Attorney Charles Lockwood, representing Ledesma, disputed that allegation and argued that the government has been proceeding with a false premise that they got truthful testimony from the girl at trial. What they have really done, he said, was show that while they know the girl is known to lie, they are turning a blind eye and using her testimony at trial to preserve the conviction.

Lockwood said that Ledesma never tried to buy the girl's testimony of recantation and that the only money he gave her since the trial was to cover the fees associated with getting a notary and express mail for documents she was sending to him to move the petition forward.

Lockwood said the government could have questioned the girl to determine her credibility before trial but did not.

He said the government's contention that Ledesma must show that the government knowingly used the girl's perjured testimony to convict him in order to obtain his release is incorrect. He said the 3rd Circuit Court condemned the view that wrongfully convicted individuals should remain incarcerated unless they can show that the prosecutor knew perjured testimony was being given during the trial.

"Mr. Ledesma has shown by more than preponderance of the evidence that he never had sex with the girl," he said. "Her uncontradicted recantation of her previous testimony demonstrates that Mr. Ledesma is entitled to his release, based on his wrongful conviction and factual innocence."

When a convict files a writ for habeas corpus, he must assert that his conviction raises constitutional violations, Tepper said.
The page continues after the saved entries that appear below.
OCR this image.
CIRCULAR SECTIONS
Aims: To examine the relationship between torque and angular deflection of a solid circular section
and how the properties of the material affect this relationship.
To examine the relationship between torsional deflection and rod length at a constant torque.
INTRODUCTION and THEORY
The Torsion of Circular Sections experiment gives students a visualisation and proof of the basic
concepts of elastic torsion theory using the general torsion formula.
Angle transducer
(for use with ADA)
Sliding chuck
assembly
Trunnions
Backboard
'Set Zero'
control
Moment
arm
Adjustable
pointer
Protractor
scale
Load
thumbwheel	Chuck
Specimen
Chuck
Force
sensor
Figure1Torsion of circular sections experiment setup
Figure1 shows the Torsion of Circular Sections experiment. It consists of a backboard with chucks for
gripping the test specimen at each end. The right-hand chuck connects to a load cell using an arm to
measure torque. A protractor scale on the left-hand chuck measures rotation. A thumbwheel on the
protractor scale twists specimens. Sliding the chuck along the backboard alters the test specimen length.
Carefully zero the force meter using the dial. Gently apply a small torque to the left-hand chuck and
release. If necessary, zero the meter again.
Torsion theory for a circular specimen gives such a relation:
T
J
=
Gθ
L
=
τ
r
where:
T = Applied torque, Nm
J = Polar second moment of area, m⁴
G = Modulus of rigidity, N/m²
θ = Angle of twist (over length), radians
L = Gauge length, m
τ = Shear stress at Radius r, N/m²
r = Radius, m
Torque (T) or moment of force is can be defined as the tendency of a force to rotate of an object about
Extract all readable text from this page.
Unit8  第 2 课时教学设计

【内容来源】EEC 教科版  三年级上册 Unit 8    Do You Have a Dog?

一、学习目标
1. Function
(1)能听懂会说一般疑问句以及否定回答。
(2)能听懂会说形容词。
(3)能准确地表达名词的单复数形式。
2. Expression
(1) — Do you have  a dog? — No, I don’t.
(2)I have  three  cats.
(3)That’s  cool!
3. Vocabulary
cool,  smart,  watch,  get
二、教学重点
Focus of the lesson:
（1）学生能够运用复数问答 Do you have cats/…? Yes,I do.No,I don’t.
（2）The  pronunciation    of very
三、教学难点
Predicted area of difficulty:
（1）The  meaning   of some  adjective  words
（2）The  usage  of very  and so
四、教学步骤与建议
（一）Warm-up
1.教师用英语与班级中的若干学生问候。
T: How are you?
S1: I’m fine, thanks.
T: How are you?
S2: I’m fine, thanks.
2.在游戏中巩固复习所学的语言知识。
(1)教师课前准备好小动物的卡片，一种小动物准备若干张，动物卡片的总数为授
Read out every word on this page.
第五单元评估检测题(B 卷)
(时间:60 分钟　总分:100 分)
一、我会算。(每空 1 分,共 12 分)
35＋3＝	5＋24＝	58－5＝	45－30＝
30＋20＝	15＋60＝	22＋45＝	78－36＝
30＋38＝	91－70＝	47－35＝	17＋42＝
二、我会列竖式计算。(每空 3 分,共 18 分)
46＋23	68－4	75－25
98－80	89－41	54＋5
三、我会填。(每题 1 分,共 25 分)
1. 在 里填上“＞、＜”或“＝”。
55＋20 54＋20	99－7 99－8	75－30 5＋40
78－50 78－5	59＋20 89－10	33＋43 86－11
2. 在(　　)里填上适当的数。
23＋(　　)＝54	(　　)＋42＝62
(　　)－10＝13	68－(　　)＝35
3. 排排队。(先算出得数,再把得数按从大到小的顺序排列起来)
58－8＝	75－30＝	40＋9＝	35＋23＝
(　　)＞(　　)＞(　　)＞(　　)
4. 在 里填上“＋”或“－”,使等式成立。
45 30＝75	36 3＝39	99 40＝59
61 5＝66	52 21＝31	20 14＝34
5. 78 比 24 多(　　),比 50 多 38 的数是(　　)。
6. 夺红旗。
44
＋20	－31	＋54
The standard for granting a petition for habeas corpus is not preponderance of the evidence, but whether the petitioner has been deprived of a constitutional right, she said.

Earlier this month, Magistrate Jessica Gallivan, who presided over the November hearing, issued a recommendation order about Ledesma's petition.

As a threshold determination, the court must ascertain whether the recantation testimony of the victim is reliable, Gallivan wrote. In Ledesma's case, the inherently suspicious nature of the victim's recantation is further exacerbated by the girl saying that a majority of her testimony at trial was in fact false and that she was scared and pressured into testifying by police, according to Gallivan.

"Such an admission of perjured testimony only raises the level of suspicion around the recantation," Gallivan wrote.

After having a full opportunity to observe the demeanor of the witness, Gallivan wrote, she finds the girl's testimony to be unreliable and her recantation to be unbelievable.

"While the testimony given at the evidentiary hearing generally refutes her statements during the investigation and trial, the inherent unreliability of recantation testimony and low credibility of her current statement should lead the court to refrain from disturbing the findings of the jury," Gallivan wrote. "No act, omission or event exists entitling Ledesma to a discharge from his lawful imprisonment."

She asked the presiding judge of the V.I. Superior Court to further deny the writ of habeas corpus.
As of Friday no action has been taken on the magistrate's recommendation to deny the petition.